August 27

What was advertised in a colonial American newspaper 250 years ago today?

Aug 27 - 8:27:1766 Georgia Gazette
Georgia Gazette (August 27, 1766).

“A FOUR SHEET MAP of SOUTH-CAROLINA and PART of GEORGIA.”

James Johnston, the printer of the Georgia Gazette, advertised a “FOUR SHEET MAP of SOUTH-CAROLINA and PART of GEORGIA,” a resource that would have been particularly valuable to readers of his newspaper. Although Johnston likely printed the “COMPLETE SETS of ALL the LAWS of this PROVINCE” promoted elsewhere in his advertisement, the map most certainly had been imported from England.

In fact, the map had been produced in London nearly a decade earlier by mapmaker William Gerard de Brahm and engraver Thomas Jefferys. Historians of cartography have described the 1757 map as the most important map of South Carolina and Georgia created during the colonial period. In The Southeast in Early Maps (1958), William P. Cumming noted, “For the first time, for any large area of the southern colonies, a map possesses topographical accuracy based on scientific surveys.”

Aug 27 - Map
William Gerard de Brahm, Map of South-Carolina and Part of Georgia, engraved by Thomas Jeffreys (London: 1757).  Barry Lawrence Ruderman Antique Maps.

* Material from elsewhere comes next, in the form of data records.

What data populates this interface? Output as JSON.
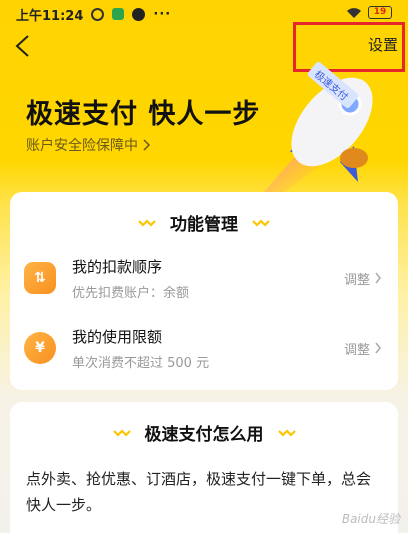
{
  "status_bar": {
    "time": "上午11:24",
    "dots": "···",
    "battery": "19"
  },
  "header": {
    "settings_label": "设置"
  },
  "hero": {
    "title": "极速支付 快人一步",
    "subtitle": "账户安全险保障中",
    "rocket_label": "极速支付"
  },
  "function_card": {
    "title": "功能管理",
    "rows": [
      {
        "title": "我的扣款顺序",
        "subtitle": "优先扣费账户：余额",
        "action": "调整",
        "icon_glyph": "⇅"
      },
      {
        "title": "我的使用限额",
        "subtitle": "单次消费不超过 500 元",
        "action": "调整",
        "icon_glyph": "¥"
      }
    ]
  },
  "howto_card": {
    "title": "极速支付怎么用",
    "description": "点外卖、抢优惠、订酒店，极速支付一键下单，总会快人一步。"
  },
  "watermark": "Baidu经验",
  "colors": {
    "brand_yellow": "#FFD300",
    "accent_orange": "#F7911E",
    "highlight_red": "#E5262B"
  }
}
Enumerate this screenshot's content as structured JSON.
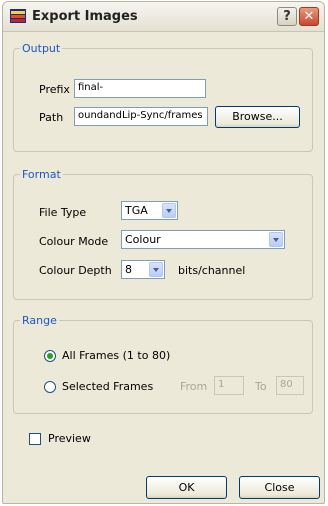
{
  "window": {
    "title": "Export Images",
    "help_glyph": "?",
    "close_glyph": "✕"
  },
  "output": {
    "legend": "Output",
    "prefix_label": "Prefix",
    "prefix_value": "final-",
    "path_label": "Path",
    "path_value": "oundandLip-Sync/frames",
    "browse_label": "Browse..."
  },
  "format": {
    "legend": "Format",
    "file_type_label": "File Type",
    "file_type_value": "TGA",
    "colour_mode_label": "Colour Mode",
    "colour_mode_value": "Colour",
    "colour_depth_label": "Colour Depth",
    "colour_depth_value": "8",
    "bits_label": "bits/channel"
  },
  "range": {
    "legend": "Range",
    "all_frames_label": "All Frames (1 to 80)",
    "all_frames_selected": true,
    "selected_frames_label": "Selected Frames",
    "from_label": "From",
    "from_value": "1",
    "to_label": "To",
    "to_value": "80"
  },
  "preview": {
    "label": "Preview",
    "checked": false
  },
  "buttons": {
    "ok_label": "OK",
    "close_label": "Close"
  }
}
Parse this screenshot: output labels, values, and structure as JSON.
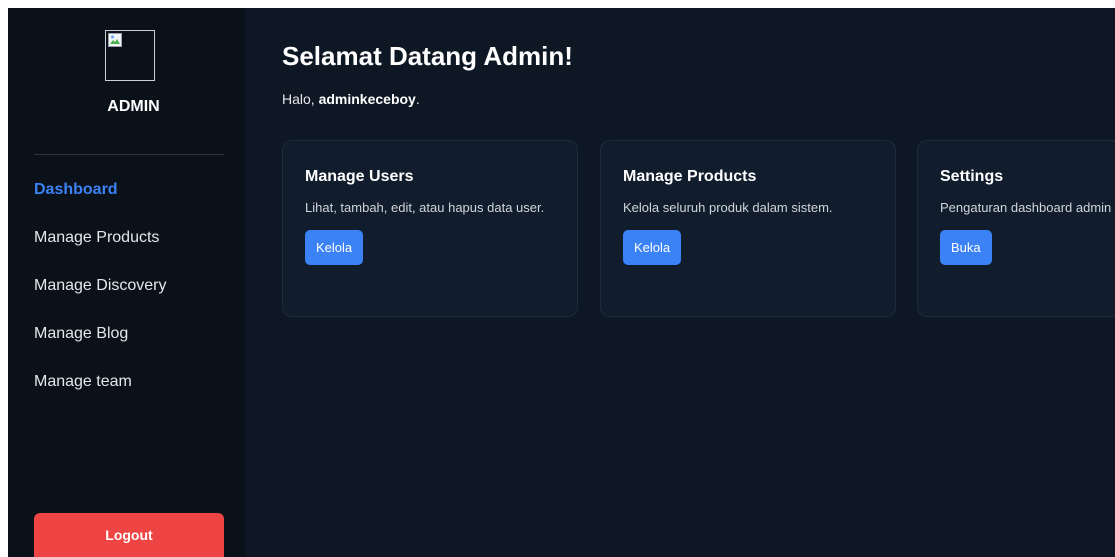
{
  "sidebar": {
    "title": "ADMIN",
    "logo_icon": "broken-image-icon",
    "items": [
      {
        "label": "Dashboard",
        "active": true
      },
      {
        "label": "Manage Products",
        "active": false
      },
      {
        "label": "Manage Discovery",
        "active": false
      },
      {
        "label": "Manage Blog",
        "active": false
      },
      {
        "label": "Manage team",
        "active": false
      }
    ],
    "logout_label": "Logout"
  },
  "main": {
    "welcome": "Selamat Datang Admin!",
    "greeting_prefix": "Halo, ",
    "username": "adminkeceboy",
    "greeting_suffix": ".",
    "cards": [
      {
        "title": "Manage Users",
        "description": "Lihat, tambah, edit, atau hapus data user.",
        "button": "Kelola"
      },
      {
        "title": "Manage Products",
        "description": "Kelola seluruh produk dalam sistem.",
        "button": "Kelola"
      },
      {
        "title": "Settings",
        "description": "Pengaturan dashboard admin",
        "button": "Buka"
      }
    ]
  },
  "colors": {
    "accent": "#3b82f6",
    "danger": "#ef4444",
    "background": "#0e1724",
    "sidebar": "#0b1119",
    "card": "#111c2c"
  }
}
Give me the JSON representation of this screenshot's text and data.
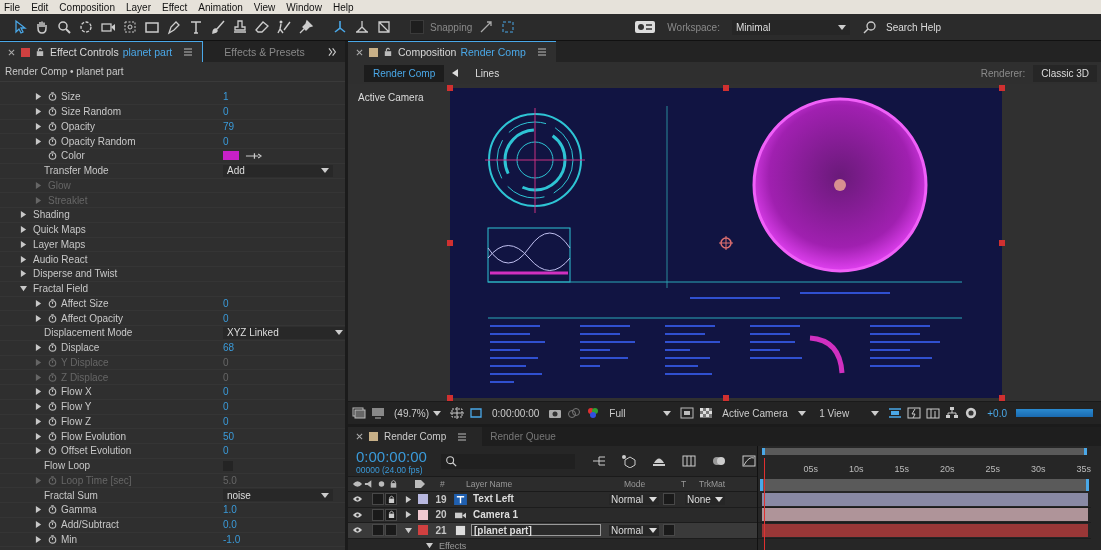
{
  "menu": [
    "File",
    "Edit",
    "Composition",
    "Layer",
    "Effect",
    "Animation",
    "View",
    "Window",
    "Help"
  ],
  "toolbar": {
    "snapping": {
      "label": "Snapping",
      "checked": false
    },
    "workspace_label": "Workspace:",
    "workspace": "Minimal",
    "search": "Search Help"
  },
  "effect_controls": {
    "tabs": [
      {
        "title": "Effect Controls",
        "subject": "planet part",
        "color": "#d04040",
        "selected": true
      },
      {
        "title": "Effects & Presets",
        "selected": false
      }
    ],
    "breadcrumb": "Render Comp • planet part",
    "rows": [
      {
        "kind": "param",
        "label": "Size",
        "value": "1",
        "disabled": false
      },
      {
        "kind": "param",
        "label": "Size Random",
        "value": "0",
        "disabled": false
      },
      {
        "kind": "param",
        "label": "Opacity",
        "value": "79",
        "disabled": false
      },
      {
        "kind": "param",
        "label": "Opacity Random",
        "value": "0",
        "disabled": false
      },
      {
        "kind": "color",
        "label": "Color",
        "color": "#c820c8",
        "disabled": false
      },
      {
        "kind": "dropdown",
        "label": "Transfer Mode",
        "value": "Add",
        "disabled": false
      },
      {
        "kind": "subgroup",
        "label": "Glow",
        "disabled": true
      },
      {
        "kind": "subgroup",
        "label": "Streaklet",
        "disabled": true
      }
    ],
    "groups": [
      {
        "label": "Shading",
        "expanded": false
      },
      {
        "label": "Quick Maps",
        "expanded": false
      },
      {
        "label": "Layer Maps",
        "expanded": false
      },
      {
        "label": "Audio React",
        "expanded": false
      },
      {
        "label": "Disperse and Twist",
        "expanded": false
      },
      {
        "label": "Fractal Field",
        "expanded": true,
        "children": [
          {
            "kind": "param",
            "label": "Affect Size",
            "value": "0",
            "disabled": false
          },
          {
            "kind": "param",
            "label": "Affect Opacity",
            "value": "0",
            "disabled": false
          },
          {
            "kind": "dropdown",
            "label": "Displacement Mode",
            "value": "XYZ Linked",
            "disabled": false
          },
          {
            "kind": "param",
            "label": "Displace",
            "value": "68",
            "disabled": false
          },
          {
            "kind": "param",
            "label": "Y Displace",
            "value": "0",
            "disabled": true
          },
          {
            "kind": "param",
            "label": "Z Displace",
            "value": "0",
            "disabled": true
          },
          {
            "kind": "param",
            "label": "Flow X",
            "value": "0",
            "disabled": false
          },
          {
            "kind": "param",
            "label": "Flow Y",
            "value": "0",
            "disabled": false
          },
          {
            "kind": "param",
            "label": "Flow Z",
            "value": "0",
            "disabled": false
          },
          {
            "kind": "param",
            "label": "Flow Evolution",
            "value": "50",
            "disabled": false
          },
          {
            "kind": "param",
            "label": "Offset Evolution",
            "value": "0",
            "disabled": false
          },
          {
            "kind": "checkbox",
            "label": "Flow Loop",
            "checked": false,
            "disabled": false
          },
          {
            "kind": "param",
            "label": "Loop Time [sec]",
            "value": "5.0",
            "disabled": true
          },
          {
            "kind": "dropdown",
            "label": "Fractal Sum",
            "value": "noise",
            "disabled": false
          },
          {
            "kind": "param",
            "label": "Gamma",
            "value": "1.0",
            "disabled": false
          },
          {
            "kind": "param",
            "label": "Add/Subtract",
            "value": "0.0",
            "disabled": false
          },
          {
            "kind": "param",
            "label": "Min",
            "value": "-1.0",
            "disabled": false
          }
        ]
      }
    ]
  },
  "composition": {
    "title": "Composition",
    "subject": "Render Comp",
    "color": "#c8b088",
    "nav": [
      {
        "label": "Render Comp",
        "selected": true
      },
      {
        "label": "Lines",
        "selected": false
      }
    ],
    "renderer_label": "Renderer:",
    "renderer": "Classic 3D",
    "view_label": "Active Camera",
    "viewer_bar": {
      "zoom": "(49.7%)",
      "timecode": "0:00:00:00",
      "resolution": "Full",
      "camera": "Active Camera",
      "views": "1 View",
      "exposure": "+0.0",
      "render_progress": {
        "level": 1
      }
    }
  },
  "timeline": {
    "tabs": [
      {
        "label": "Render Comp",
        "color": "#c8b088",
        "selected": true
      },
      {
        "label": "Render Queue",
        "selected": false
      }
    ],
    "timecode": "0:00:00:00",
    "frame": "00000 (24.00 fps)",
    "columns": [
      "#",
      "Layer Name",
      "Mode",
      "T",
      "TrkMat"
    ],
    "ticks": [
      "05s",
      "10s",
      "15s",
      "20s",
      "25s",
      "30s",
      "35s"
    ],
    "layers": [
      {
        "kind": "text",
        "number": "19",
        "name": "Text Left",
        "color": "#b8b8e0",
        "mode": "Normal",
        "trkmat": "None",
        "locked": true,
        "expanded": false,
        "selected": false
      },
      {
        "kind": "camera",
        "number": "20",
        "name": "Camera 1",
        "color": "#f0c8d0",
        "locked": true,
        "expanded": false,
        "selected": false
      },
      {
        "kind": "solid",
        "number": "21",
        "name": "[planet part]",
        "color": "#d04040",
        "mode": "Normal",
        "locked": false,
        "expanded": true,
        "selected": true
      }
    ],
    "sub_row": "Effects"
  }
}
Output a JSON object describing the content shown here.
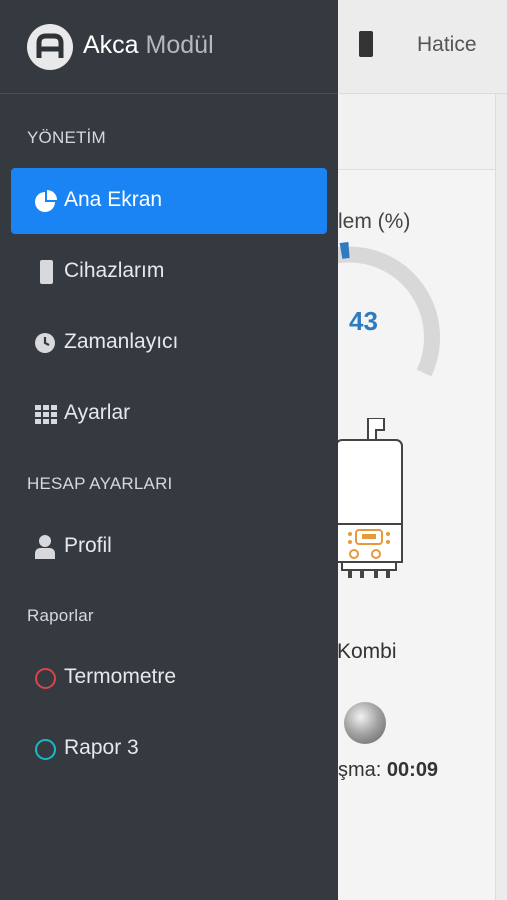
{
  "colors": {
    "drawer_bg": "#353a40",
    "active_bg": "#1a84f4",
    "gauge_accent": "#2f7bbf",
    "termometre_ring": "#e0414a",
    "rapor3_ring": "#1fb7c1"
  },
  "topbar": {
    "device_icon": "mobile-phone-icon",
    "user_name": "Hatice"
  },
  "main": {
    "gauge_title": "lem (%)",
    "gauge_value": "43",
    "gauge_percent": 43,
    "device_label": "Kombi",
    "timer_prefix": "şma:",
    "timer_value": "00:09"
  },
  "drawer": {
    "brand_bold": "Akca",
    "brand_light": "Modül",
    "logo_letter": "A",
    "sections": {
      "yonetim": "YÖNETİM",
      "hesap": "HESAP AYARLARI",
      "raporlar": "Raporlar"
    },
    "items": [
      {
        "label": "Ana Ekran",
        "icon": "pie-chart-icon",
        "active": true
      },
      {
        "label": "Cihazlarım",
        "icon": "mobile-phone-icon",
        "active": false
      },
      {
        "label": "Zamanlayıcı",
        "icon": "clock-icon",
        "active": false
      },
      {
        "label": "Ayarlar",
        "icon": "grid-icon",
        "active": false
      },
      {
        "label": "Profil",
        "icon": "user-icon",
        "active": false
      },
      {
        "label": "Termometre",
        "icon": "circle-icon",
        "active": false
      },
      {
        "label": "Rapor 3",
        "icon": "circle-icon",
        "active": false
      }
    ]
  }
}
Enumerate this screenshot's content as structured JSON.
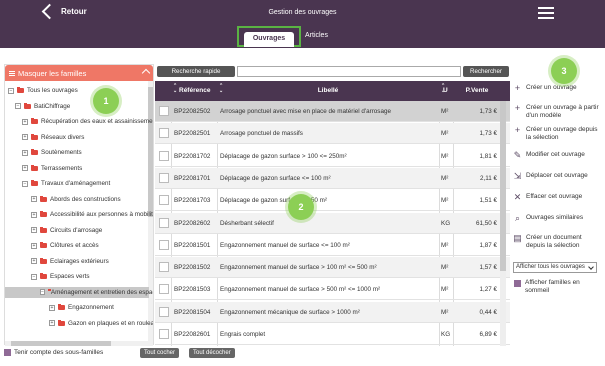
{
  "header": {
    "back_label": "Retour",
    "title": "Gestion des ouvrages",
    "tabs": [
      {
        "label": "Ouvrages",
        "active": true
      },
      {
        "label": "Articles",
        "active": false
      }
    ],
    "bg_color": "#4a3550",
    "highlight_color": "#5ab343"
  },
  "left_panel": {
    "header_label": "Masquer les familles",
    "header_color": "#ef7766",
    "tree": [
      {
        "label": "Tous les ouvrages",
        "level": 0,
        "expander": "−"
      },
      {
        "label": "BatiChiffrage",
        "level": 1,
        "expander": "−"
      },
      {
        "label": "Récupération des eaux et assainissement",
        "level": 2,
        "expander": "+"
      },
      {
        "label": "Réseaux divers",
        "level": 2,
        "expander": "+"
      },
      {
        "label": "Soutènements",
        "level": 2,
        "expander": "+"
      },
      {
        "label": "Terrassements",
        "level": 2,
        "expander": "+"
      },
      {
        "label": "Travaux d'aménagement",
        "level": 2,
        "expander": "−"
      },
      {
        "label": "Abords des constructions",
        "level": 3,
        "expander": "+"
      },
      {
        "label": "Accessibilité aux personnes à mobilité réduite",
        "level": 3,
        "expander": "+"
      },
      {
        "label": "Circuits d'arrosage",
        "level": 3,
        "expander": "+"
      },
      {
        "label": "Clôtures et accès",
        "level": 3,
        "expander": "+"
      },
      {
        "label": "Eclairages extérieurs",
        "level": 3,
        "expander": "+"
      },
      {
        "label": "Espaces verts",
        "level": 3,
        "expander": "−"
      },
      {
        "label": "Aménagement et entretien des espaces verts",
        "level": 4,
        "expander": "−",
        "selected": true
      },
      {
        "label": "Engazonnement",
        "level": 5,
        "expander": "+"
      },
      {
        "label": "Gazon en plaques et en rouleaux",
        "level": 5,
        "expander": "+"
      }
    ],
    "subfamily_label": "Tenir compte des sous-familles",
    "check_all_label": "Tout cocher",
    "uncheck_all_label": "Tout décocher"
  },
  "search": {
    "quick_label": "Recherche rapide",
    "value": "",
    "button_label": "Rechercher"
  },
  "table": {
    "columns": [
      "Référence",
      "Libellé",
      "U",
      "P.Vente"
    ],
    "rows": [
      {
        "ref": "BP22082502",
        "label": "Arrosage ponctuel avec mise en place de matériel d'arrosage",
        "unit": "M²",
        "price": "1,73 €"
      },
      {
        "ref": "BP22082501",
        "label": "Arrosage ponctuel de massifs",
        "unit": "M²",
        "price": "1,73 €"
      },
      {
        "ref": "BP22081702",
        "label": "Déplacage de gazon surface > 100 <= 250m²",
        "unit": "M²",
        "price": "1,81 €"
      },
      {
        "ref": "BP22081701",
        "label": "Déplacage de gazon surface <= 100 m²",
        "unit": "M²",
        "price": "2,11 €"
      },
      {
        "ref": "BP22081703",
        "label": "Déplacage de gazon surface > 250 m²",
        "unit": "M²",
        "price": "1,51 €"
      },
      {
        "ref": "BP22082602",
        "label": "Désherbant sélectif",
        "unit": "KG",
        "price": "61,50 €"
      },
      {
        "ref": "BP22081501",
        "label": "Engazonnement manuel de surface <= 100 m²",
        "unit": "M²",
        "price": "1,87 €"
      },
      {
        "ref": "BP22081502",
        "label": "Engazonnement manuel de surface > 100 m² <= 500 m²",
        "unit": "M²",
        "price": "1,57 €"
      },
      {
        "ref": "BP22081503",
        "label": "Engazonnement manuel de surface > 500 m² <= 1000 m²",
        "unit": "M²",
        "price": "1,27 €"
      },
      {
        "ref": "BP22081504",
        "label": "Engazonnement mécanique de surface > 1000 m²",
        "unit": "M²",
        "price": "0,44 €"
      },
      {
        "ref": "BP22082601",
        "label": "Engrais complet",
        "unit": "KG",
        "price": "6,89 €"
      }
    ]
  },
  "actions": [
    {
      "label": "Créer un ouvrage",
      "icon": "plus-icon"
    },
    {
      "label": "Créer un ouvrage à partir d'un modèle",
      "icon": "plus-icon"
    },
    {
      "label": "Créer un ouvrage depuis la sélection",
      "icon": "plus-icon"
    },
    {
      "label": "Modifier cet ouvrage",
      "icon": "pencil-icon"
    },
    {
      "label": "Déplacer cet ouvrage",
      "icon": "move-icon"
    },
    {
      "label": "Effacer cet ouvrage",
      "icon": "x-icon"
    },
    {
      "label": "Ouvrages similaires",
      "icon": "search-icon"
    },
    {
      "label": "Créer un document depuis la sélection",
      "icon": "document-icon"
    }
  ],
  "filter_select": {
    "value": "Afficher tous les ouvrages"
  },
  "sleep_families_label": "Afficher familles en sommeil",
  "badges": [
    "1",
    "2",
    "3"
  ]
}
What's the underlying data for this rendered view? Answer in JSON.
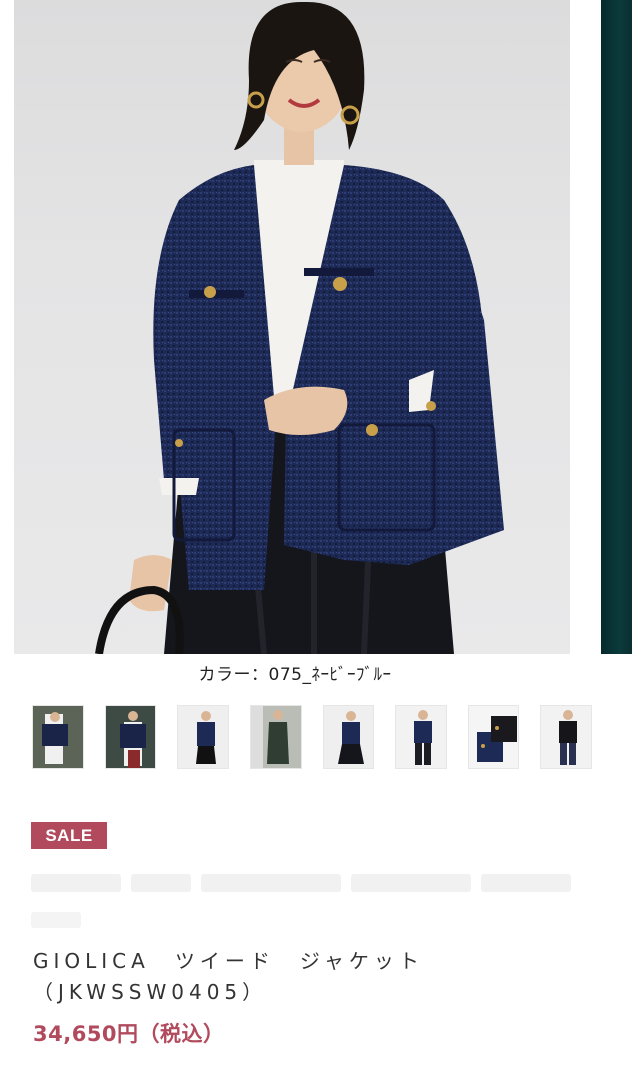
{
  "gallery": {
    "main_image": "model-wearing-navy-tweed-jacket",
    "color_caption": "カラー：075_ﾈｰﾋﾞｰﾌﾞﾙｰ",
    "thumbnails": [
      {
        "name": "thumb-1",
        "subject": "model-navy-jacket-striped-top-dark"
      },
      {
        "name": "thumb-2",
        "subject": "model-navy-jacket-striped-top"
      },
      {
        "name": "thumb-3",
        "subject": "model-navy-jacket-full-length"
      },
      {
        "name": "thumb-4",
        "subject": "model-green-coat-full-length"
      },
      {
        "name": "thumb-5",
        "subject": "model-navy-jacket-skirt"
      },
      {
        "name": "thumb-6",
        "subject": "model-navy-jacket-pants"
      },
      {
        "name": "thumb-7",
        "subject": "two-jackets-flatlay"
      },
      {
        "name": "thumb-8",
        "subject": "model-black-jacket-pants"
      }
    ]
  },
  "product": {
    "badge": "SALE",
    "name": "GIOLICA　ツイード　ジャケット（JKWSSW0405）",
    "price": "34,650円（税込）"
  },
  "colors": {
    "accent": "#b14a5d",
    "jacket": "#1c2a52",
    "text": "#333333"
  }
}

The advertisement made clear that the map had been carefully constructed by collating surveys conducted by William Bull, Captain Gascoign, Hugh Bryan, and William de Brahm (though it did not indicate that de Brahm had been appointed surveyor general of Georgia in 1754). The map accurately included the variety of features listed in the advertisement (“the whole sea coast, all the islands, islets, rivers, creeks, parishes, townships, boroughs, roads, and bridges” as well as the boundary lines of several plantations), making it a vast improvement over previous maps.

Johnston cannot be credit with composing copy that promoted the most useful and important features of the map. The entire description in the advertisement came directly from the title printed on the map itself. De Brahm had already embedded the necessary marketing text on the product itself!